Functions to Support Input and Output of Intervals
M. H. van Emden, B. Moa, S. C. Somosan
TL;DR
The paper tackles the challenge of reliable input and output for interval arithmetic under directed rounding. It develops first-principles algorithms for decimal input and output, enabling the computation of the narrowest floating-point interval containing a given decimal numeral and the decimal numeral equal to a floating-point number, respectively. Core techniques include binarization and normalization for input, Knuth-style radix conversion to binary, and fltoem/decimalize/decOut for output, with careful handling to produce intervals that contain the target value or are contained within the input when appropriate. The work yields portable, language- and machine-independent building blocks that improve the correctness and practicality of interval I/O, balancing accuracy with efficiency where possible.
Abstract
Interval arithmetic is hardly feasible without directed rounding as provided, for example, by the IEEE floating-point standard. Equally essential for interval methods is directed rounding for conversion between the external decimal and internal binary numerals.
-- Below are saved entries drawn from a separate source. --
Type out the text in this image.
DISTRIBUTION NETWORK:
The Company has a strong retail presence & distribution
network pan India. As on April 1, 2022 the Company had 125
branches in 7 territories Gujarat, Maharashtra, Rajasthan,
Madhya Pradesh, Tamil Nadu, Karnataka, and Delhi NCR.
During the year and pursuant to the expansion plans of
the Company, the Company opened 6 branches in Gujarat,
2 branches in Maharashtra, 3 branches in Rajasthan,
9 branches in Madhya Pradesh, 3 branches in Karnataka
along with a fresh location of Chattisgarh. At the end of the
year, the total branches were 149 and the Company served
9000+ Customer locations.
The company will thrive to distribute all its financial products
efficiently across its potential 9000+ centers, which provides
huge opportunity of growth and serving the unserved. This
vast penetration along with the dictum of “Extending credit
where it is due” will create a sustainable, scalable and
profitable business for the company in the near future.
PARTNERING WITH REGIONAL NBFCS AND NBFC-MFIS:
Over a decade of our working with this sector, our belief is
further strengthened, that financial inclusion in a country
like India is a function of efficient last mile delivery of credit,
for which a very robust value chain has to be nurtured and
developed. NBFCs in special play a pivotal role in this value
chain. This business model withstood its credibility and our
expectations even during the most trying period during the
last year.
This is not provided by the standard I/O libraries. Conversion algorithms exist that guarantee identity upon conversion followed by its inverse. Although it may be possible to adapt these algorithms for use in decimal interval I/O, we argue that outward rounding in radix conversion is computationally a simpler problem than guaranteeing identity. Hence it is preferable to develop decimal interval I/O ab initio, which is what we do in this paper.